HOWTO get ns-3 to detect steady-state times in your data
Contents
SAFE Framework
Steady-state detectors
The architecture of SAFE provides for the use of mechanisms to determine when metrics estimated through simulation have reached steady-state. Although well known, the initialization bias problem hasn't been addressed satisfactorily in the domain of network simulation. Few published research studies have taken steps to exclude samples generated during model transients from their statistical data analysis. Among other researchers who have identified the relevance of initialization bias in network simulation, "Perrone, Yuan, and Nicol [2003]":http://redmine.eg.bucknell.edu/safe/attachments/16/perrone2003.pdf report the significance of avoiding the use of samples from transient in the computation of statistical estimators for metrics of interest.
SAFE enables one to hook up a source of samples to an analysis module, which determines on its own whether the sample data is "in transient" or in steady-state.

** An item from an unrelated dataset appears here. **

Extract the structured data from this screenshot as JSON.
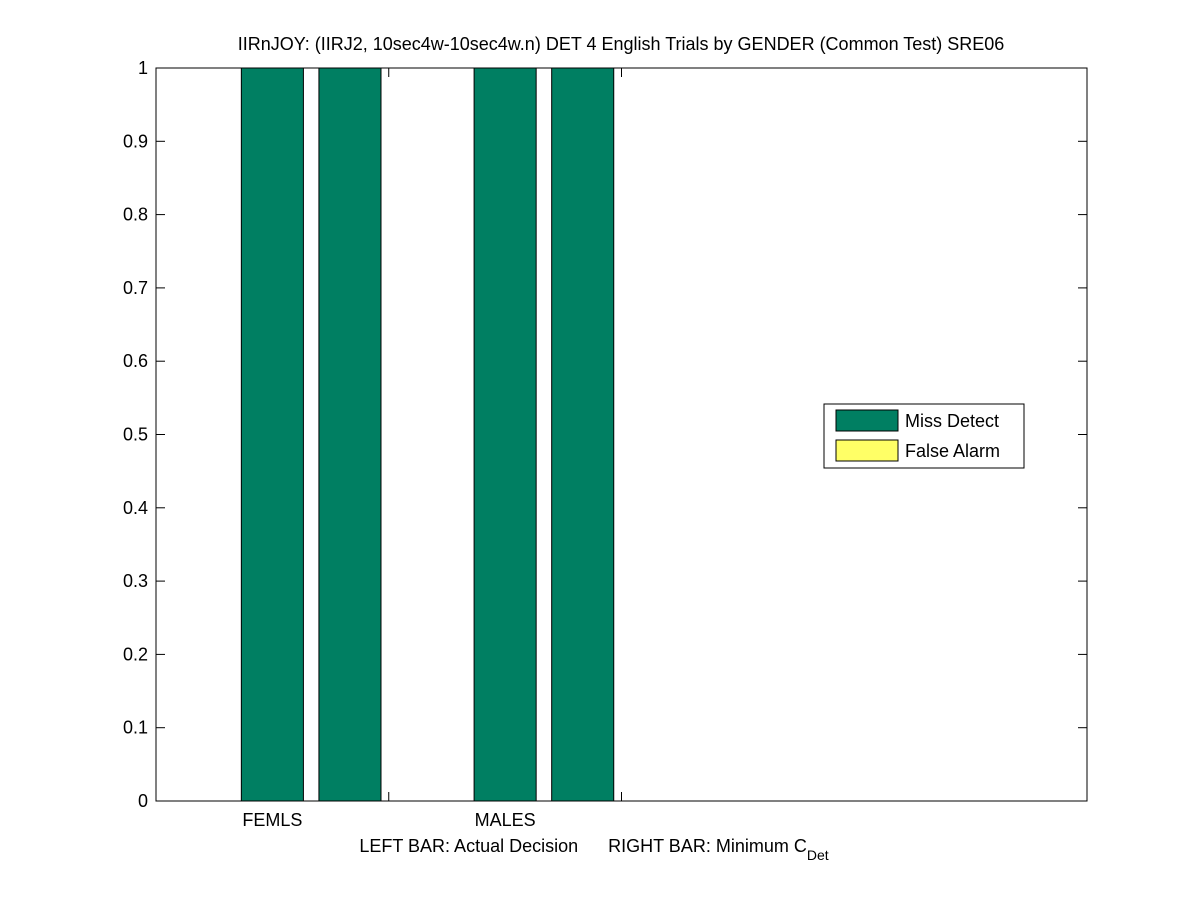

The development of _steady-state detectors_ for SAFE is looking at a broad range of publications that will culminate in the identification of sound data analysis methodology. SAFE will use the information provided by steady-state detectors to implement data deletion in the samples collected thereby avoiding initialization bias.
Current Stage of Development
This work is at an investigation stage. We are currently going through the literature to identify algorithms that will be suitable for use in SAFE steady-state detectors.
Projected Milestones
- Literature search and evaluation: June 8-14, 2011
- First implementation: June 15-30, 2011
- Evaluation of implementation against synthetic data generator: July 1-20, 2011
Rejected Algorithms
- Robinson, Stewart (2002). A Statistical Process Control Approach for Estimating the Warm-Up Period. Proceedings of the 2002 Winter Simulation Conference.

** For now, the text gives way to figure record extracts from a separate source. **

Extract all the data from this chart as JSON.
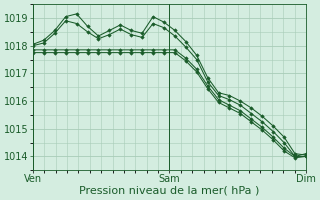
{
  "background_color": "#d4ede0",
  "grid_color": "#a8ccb8",
  "line_color": "#1a5c2a",
  "marker_color": "#1a5c2a",
  "xlabel": "Pression niveau de la mer( hPa )",
  "xlabel_fontsize": 8,
  "tick_label_fontsize": 7,
  "ylim": [
    1013.5,
    1019.5
  ],
  "yticks": [
    1014,
    1015,
    1016,
    1017,
    1018,
    1019
  ],
  "xtick_labels": [
    "Ven",
    "Sam",
    "Dim"
  ],
  "xtick_positions": [
    0,
    24,
    48
  ],
  "series": [
    [
      1018.05,
      1018.2,
      1018.55,
      1019.05,
      1019.15,
      1018.7,
      1018.35,
      1018.55,
      1018.75,
      1018.55,
      1018.45,
      1019.05,
      1018.85,
      1018.55,
      1018.15,
      1017.65,
      1016.85,
      1016.3,
      1016.2,
      1016.0,
      1015.75,
      1015.45,
      1015.1,
      1014.7,
      1014.1,
      1014.05
    ],
    [
      1018.0,
      1018.1,
      1018.45,
      1018.9,
      1018.8,
      1018.5,
      1018.25,
      1018.4,
      1018.6,
      1018.4,
      1018.3,
      1018.8,
      1018.65,
      1018.35,
      1017.95,
      1017.5,
      1016.7,
      1016.2,
      1016.05,
      1015.85,
      1015.55,
      1015.25,
      1014.9,
      1014.5,
      1014.0,
      1014.1
    ],
    [
      1017.85,
      1017.85,
      1017.85,
      1017.85,
      1017.85,
      1017.85,
      1017.85,
      1017.85,
      1017.85,
      1017.85,
      1017.85,
      1017.85,
      1017.85,
      1017.85,
      1017.55,
      1017.15,
      1016.55,
      1016.05,
      1015.85,
      1015.65,
      1015.35,
      1015.05,
      1014.7,
      1014.3,
      1014.0,
      1014.0
    ],
    [
      1017.75,
      1017.75,
      1017.75,
      1017.75,
      1017.75,
      1017.75,
      1017.75,
      1017.75,
      1017.75,
      1017.75,
      1017.75,
      1017.75,
      1017.75,
      1017.75,
      1017.45,
      1017.05,
      1016.45,
      1015.95,
      1015.75,
      1015.55,
      1015.25,
      1014.95,
      1014.6,
      1014.2,
      1013.95,
      1014.0
    ]
  ]
}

- Summary: 2 stage method:
- Stage 1: has multiple replications.
- Stage 2: has single seed.
- Advantages: Works with a single seed value for stage 2.
- Disadvantages: Requires visual inspection of final results and initial preliminary runs from Stage 1.

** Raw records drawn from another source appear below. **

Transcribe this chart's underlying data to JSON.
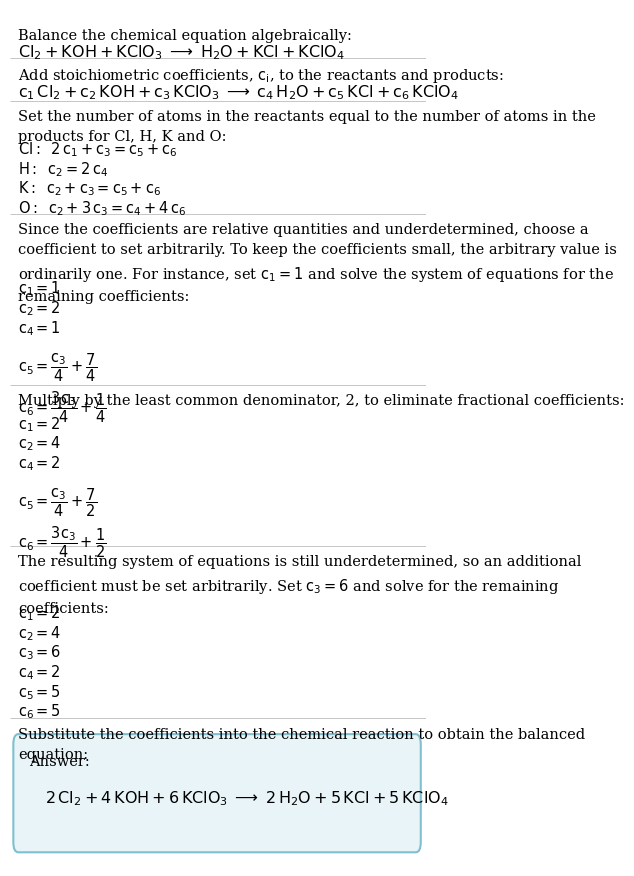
{
  "bg_color": "#ffffff",
  "text_color": "#000000",
  "answer_box_color": "#e8f4f8",
  "answer_box_border": "#7fbfcf",
  "fs": 10.5,
  "fs_chem": 11.5,
  "section1_title": "Balance the chemical equation algebraically:",
  "section1_eq": "$\\mathrm{Cl_2 + KOH + KClO_3 \\;\\longrightarrow\\; H_2O + KCl + KClO_4}$",
  "section2_title": "Add stoichiometric coefficients, $c_i$, to the reactants and products:",
  "section2_eq": "$c_1\\,\\mathrm{Cl_2} + c_2\\,\\mathrm{KOH} + c_3\\,\\mathrm{KClO_3} \\;\\longrightarrow\\; c_4\\,\\mathrm{H_2O} + c_5\\,\\mathrm{KCl} + c_6\\,\\mathrm{KClO_4}$",
  "section3_title": "Set the number of atoms in the reactants equal to the number of atoms in the\nproducts for Cl, H, K and O:",
  "section3_eqs": [
    "$\\mathrm{Cl:}\\;\\; 2\\,c_1 + c_3 = c_5 + c_6$",
    "$\\mathrm{H:}\\;\\; c_2 = 2\\,c_4$",
    "$\\mathrm{K:}\\;\\; c_2 + c_3 = c_5 + c_6$",
    "$\\mathrm{O:}\\;\\; c_2 + 3\\,c_3 = c_4 + 4\\,c_6$"
  ],
  "section4_title": "Since the coefficients are relative quantities and underdetermined, choose a\ncoefficient to set arbitrarily. To keep the coefficients small, the arbitrary value is\nordinarily one. For instance, set $c_1 = 1$ and solve the system of equations for the\nremaining coefficients:",
  "section4_eqs": [
    "$c_1 = 1$",
    "$c_2 = 2$",
    "$c_4 = 1$",
    "$c_5 = \\dfrac{c_3}{4} + \\dfrac{7}{4}$",
    "$c_6 = \\dfrac{3c_3}{4} + \\dfrac{1}{4}$"
  ],
  "section5_title": "Multiply by the least common denominator, 2, to eliminate fractional coefficients:",
  "section5_eqs": [
    "$c_1 = 2$",
    "$c_2 = 4$",
    "$c_4 = 2$",
    "$c_5 = \\dfrac{c_3}{4} + \\dfrac{7}{2}$",
    "$c_6 = \\dfrac{3c_3}{4} + \\dfrac{1}{2}$"
  ],
  "section6_title": "The resulting system of equations is still underdetermined, so an additional\ncoefficient must be set arbitrarily. Set $c_3 = 6$ and solve for the remaining\ncoefficients:",
  "section6_eqs": [
    "$c_1 = 2$",
    "$c_2 = 4$",
    "$c_3 = 6$",
    "$c_4 = 2$",
    "$c_5 = 5$",
    "$c_6 = 5$"
  ],
  "section7_title": "Substitute the coefficients into the chemical reaction to obtain the balanced\nequation:",
  "answer_label": "Answer:",
  "answer_eq": "$2\\,\\mathrm{Cl_2} + 4\\,\\mathrm{KOH} + 6\\,\\mathrm{KClO_3} \\;\\longrightarrow\\; 2\\,\\mathrm{H_2O} + 5\\,\\mathrm{KCl} + 5\\,\\mathrm{KClO_4}$"
}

- Note: Has equations for batch mean method, which works for single seeds.
- Summary: 2 stage method:
Algorithms to Try
- Robinson, Stewart (2005). Automated Analysis of Simulation Output Data. Proceedings of the 2005 Winter Simulation Conference.
- Summary: Paper describes an Excel based semi-automated tool that calls SIMUL8.
- Advantages: Automated methods. Describes batch method which works for single seed values.
- Disadvantages: Based on Excel and SIMUL8, which means can't be called from ns-3.
- Note: Has equations for an automated version of Welch's visual method.
- Note: Describes how to automate the MSER-5 (White et al, 2000) method.
- White, K.P., M.J. Cobb and S.C. Spratt. 2000. A Comparison of Five Steady-State Truncation Heuristics for Simulation. Proceedings of the 2000 Winter Simulation Conference (J.A. Joines, R.R. Barton, K. Kang and P.A. Fishwick, eds.). IEEE, Piscataway, NJ, 755-760.
- Note: Describes how to automate the batch mean method.
- Note: See Robinson (2002) in rejected algorithms for equations for batch mean method.